Here is where I began to back away from film, in steps and stages. Not consciously, at first, but looking back I can see the difference in my attitudes. Here is where I returned to writing books and short stories as well as scripts...and slowly began to lose my dreams about film. I do still dream, sometimes, but it's more from a sense of nostalgia than need.

Because on that night, as my hopes and prayers filled the sky and I thought I'd been given a sign that all would work out...I was just being set up for another fucking. And part of my heart disintegrated, once I finally caught on.

So maybe that is why I go to Point Dume whenever I can -- to remind the fates that I'm still here...and I'll never be there...and ask them if they're proud.

Tuesday, September 2, 2014

Jake's getting antsy...

He's ready to start having fun with OT, again. Maybe lots of fun. Lot more fun than I planned on. Way more. Dunno what's going on here, but this is the first time he's let me see him laughing. I think he's finally caught on that the whole situation in Palm Springs is too ludicrous to be taken seriously.

Or...maybe he doesn't want to be a tragic muse, after all. Problem is, my grasp of humor is questionable, at best. I can do a sort of wit and jokey dialogue, but actually being funny?
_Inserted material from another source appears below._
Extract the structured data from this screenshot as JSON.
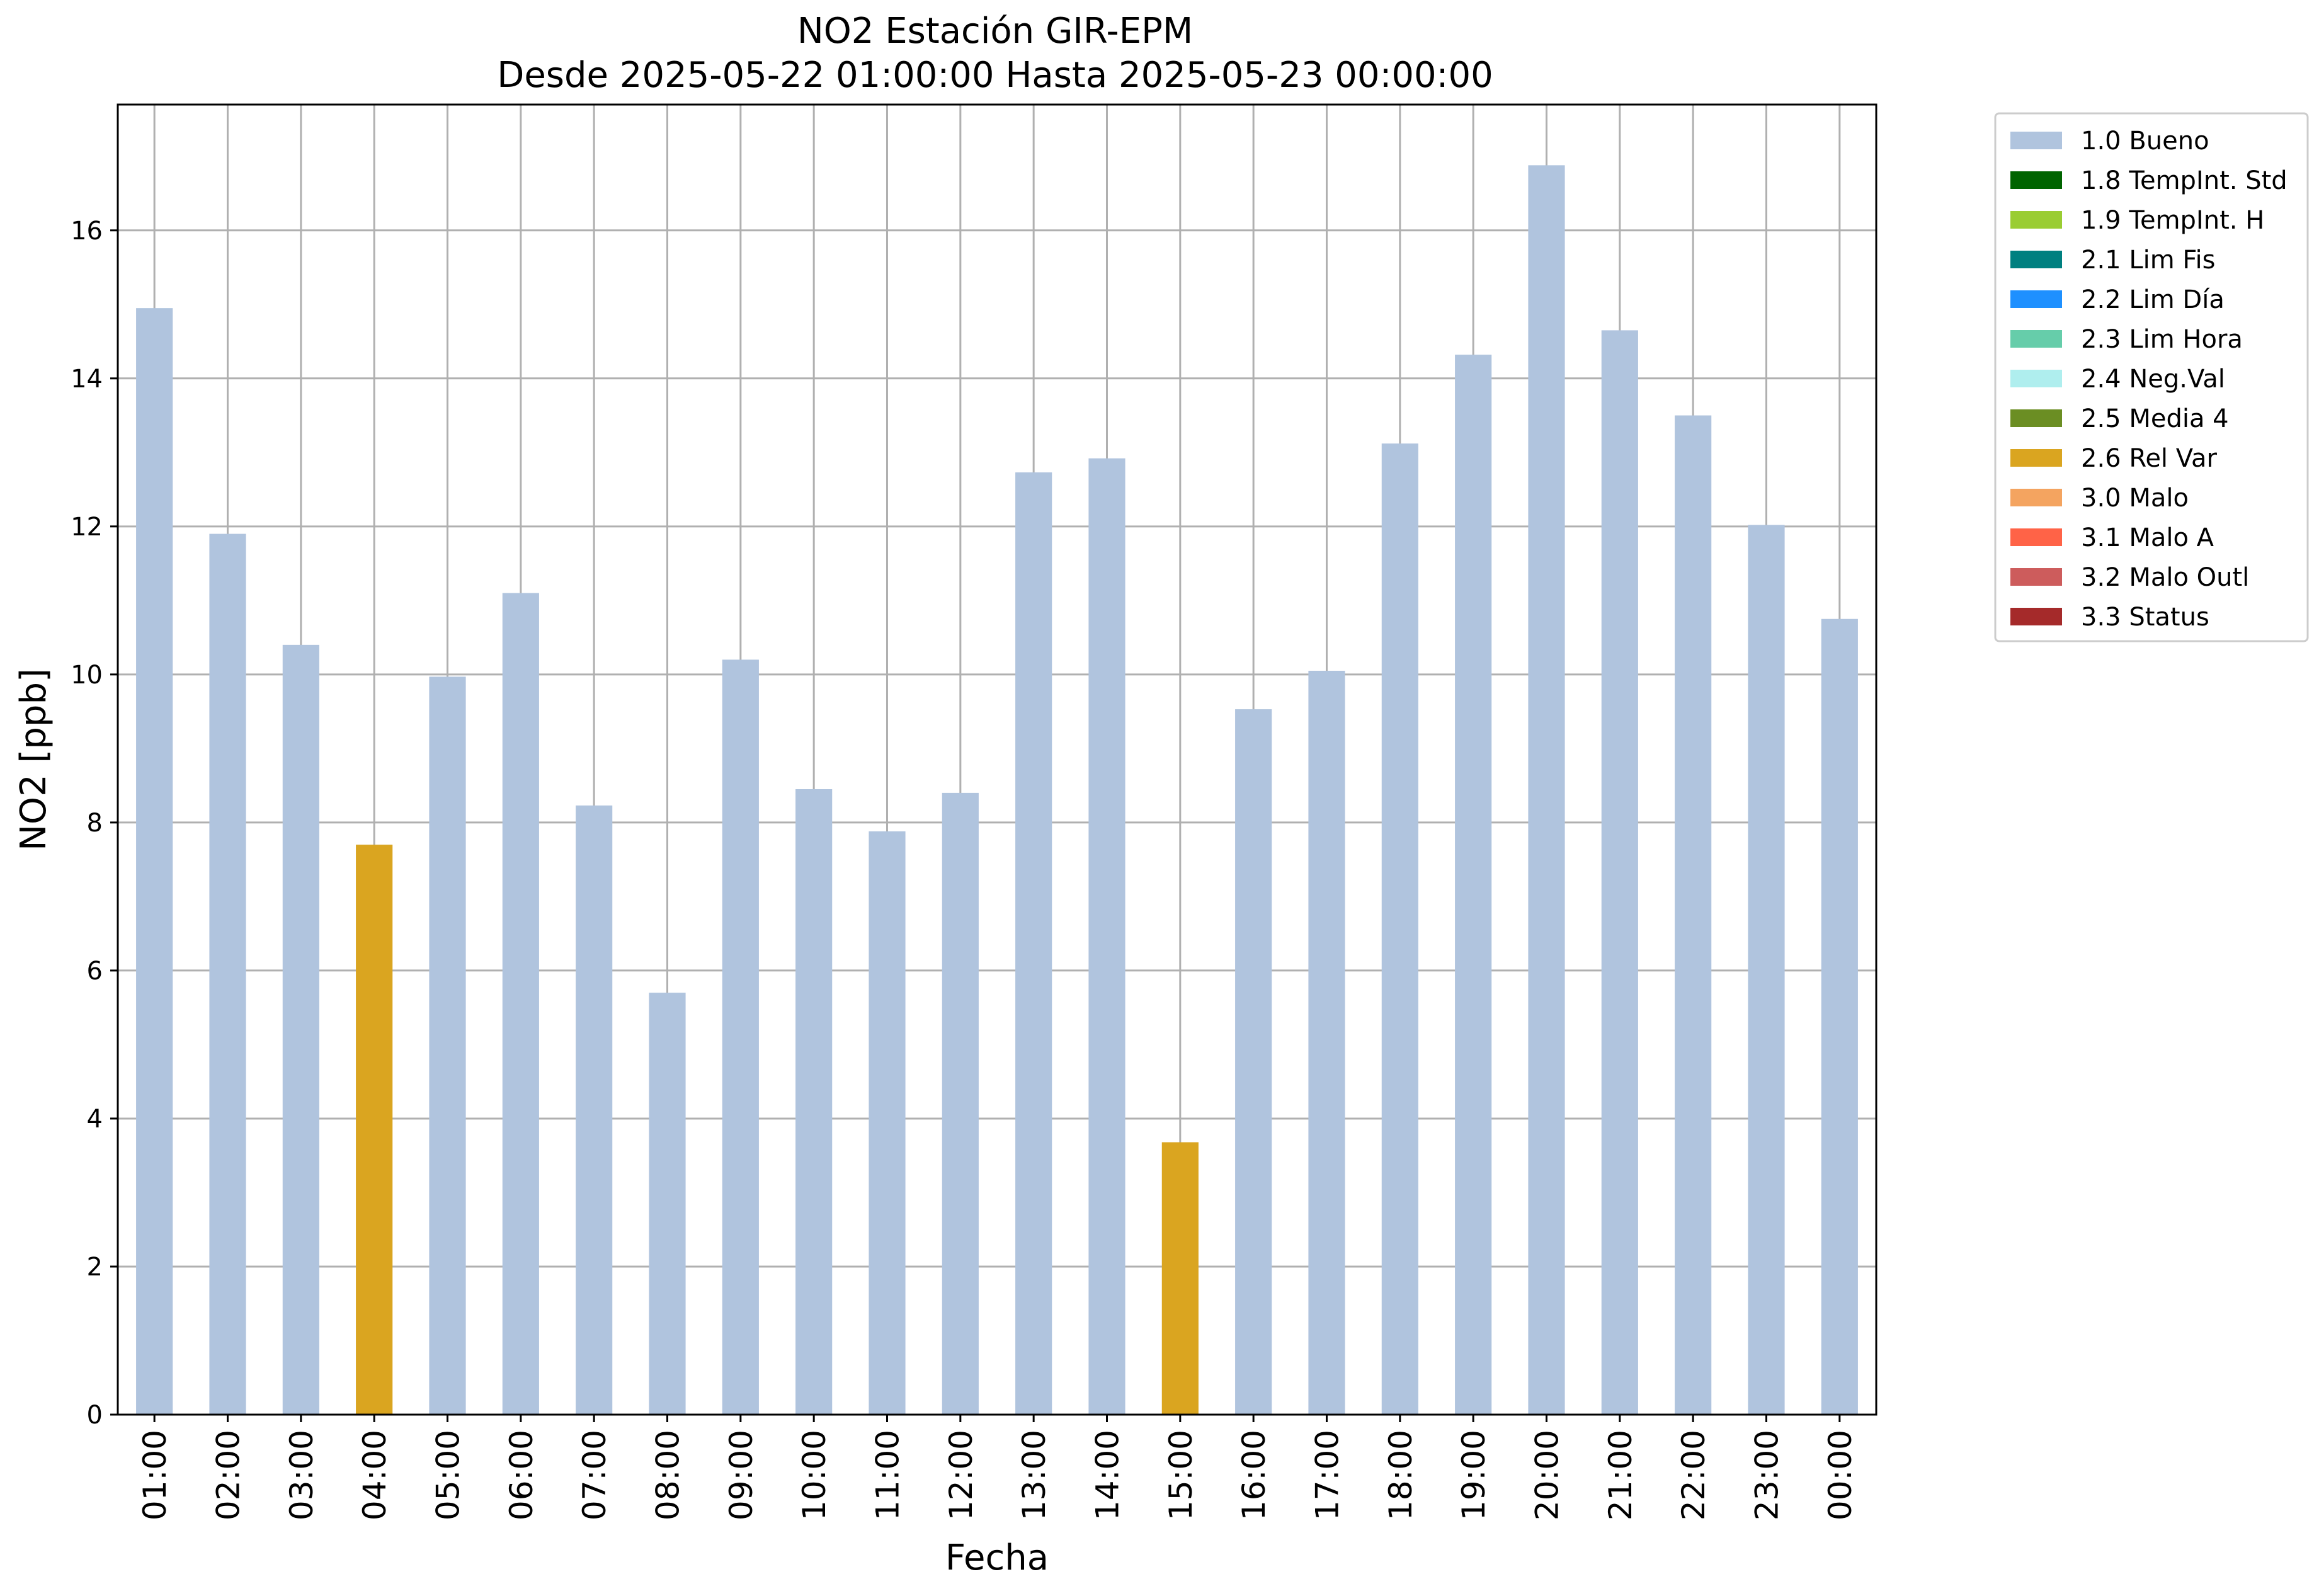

The feedback is usually, "Keep your day job."

Of course, there's no way OT will be a comedy. But it never hurts to add a bit of levity. Who was it who said, "Comedy is tragedy taken to its logical extreme"? Did anybody? Have I coined a saying?

All I know for certain is, it wasn't Shakespeare, Milton or Marlowe.

Monday, September 1, 2014

Packing books, again...

I'm dealing with a library that has not been moved, dusted or cleaned in what looks like decades...and it's distressing. We're talking about books from as early as the mid-Eighteenth Century to modern volumes, some of them truly wonderful. But they had a problem with mice/rats and roaches...and the tell-tale signs are everywhere -- from droppings and trails to wheat-paste bindings and acid-free pages eaten away. That's what's so distressing. Many of the books are completely ruined, though parts might be salvageable if rebound.

It hurts me to see books in this condition. I understand why this happened; the owner's been unable to get about for some time now, and it seems no one else had really thought about checking the back rooms, where the worst of this was. But still...

They did bomb the place about a year ago and that appears to have driven most of the critters out, if not all. Now everything is getting packed and the new owners of these books will determine what next to do. I'm just working on one portion of the library, which may be the worst area.

I'm reminded of a library of books on magic and games that we packed up for Heritage Book Shop a few months before the owners announced the store would be liquidating...7 years ago. That man had stacks of books all over his 2-bedroom apartment. 12-15,000 of them piled into a maze that only someone skinny could get through. Wasn't easy for me, in parts.

For that, we used 230 banker's boxes, and it took me and another guy four days to complete the job. It wasn't far from the shop so I rented a small U-Haul cube truck to ferry them over, and hired some guys on a street corner to help carry them down from the apartment and upstairs into the store.

Turned out this man was an obsessive compulsive, who had dozens of bottles of cleansers and bags of soap and toilet paper and paper towels and cans of soup...and we had to clear everything out...but aside from the dust, the place was clean. We gave a lot of stuff away.

That library wound up going to a museum, and I didn't have to buy paper towels for the shop till it closed, nearly a year later.